Book #19 (May 28, 2010): The Imperfectionists by Tom Rachman
Christopher Buckley reviewed this on the front page of the New York Times Book Review a couple of weeks ago and by the time I finished the first paragraph or two I stopped reading the review because it was already clear to me that it was a book that I wanted to read and I didn’t want any of it spoiled for me. Buckley made it sound like it was a brilliant new novel by a brilliant new novelist and I think he was pretty much right on both accounts. The novel is about the operations of an international English-language newspaper published in Italy and each chapter is about someone involved in the operations of the paper, with interstitial segments about the paper’s history. The action of the book proper takes place around 2006 or 2007.
Rachman’s writing is sharp and his characterization is deft. At first what I thought he was up to here was comedy or perhaps a satirical poke at the death throes of the newspaper business in the oncoming age of Internet news, and this is certainly part of what the book is about, but in the end it’s clear that Rachman is up to a great deal more than that. Some of what’s here is funny, some of it’s sad, but in the end the book sort of tore my heart out, and I didn’t see that coming. I like the way Rachman draws his characters in gradually broadening strokes, making them at first seem fairly one-dimensional and then bringing out new elements in them that are almost always surprising. There’s an optimism to his view of humanity; most of these people turn out to be better, or at least more understandably human, than they seem at first. Of course, a few also turn out to be real shits. But with a few exceptions, they’re all people you’d like to know, even if on occasion you might prefer to know them from a safe distance.

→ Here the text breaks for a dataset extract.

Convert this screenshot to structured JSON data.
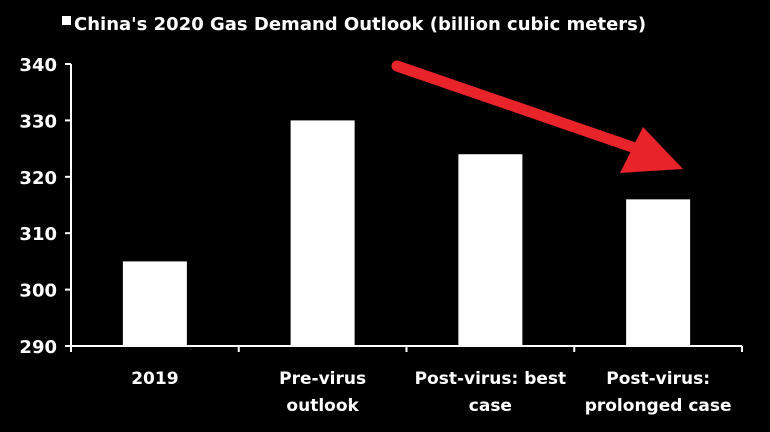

There’s not much plot in the long run, but each major character is the protagonist of a single chapter, appearing thereafter as bit players in the stories of others. If the book as a whole has a protagonist, it’s the newspaper itself. This is a difficult technique to pull off and Rachman does it well. He’s one of those writers who writes beautifully without seeming to write beautifully; he just effortlessly seems to know the right words and the right details to bring out in order to paint rapid character portraits that never seem at all hurried. I wish I wrote this well. I wish every other writer I’ve read so far this year wrote this well. (And, in all fairness, a couple of them do.)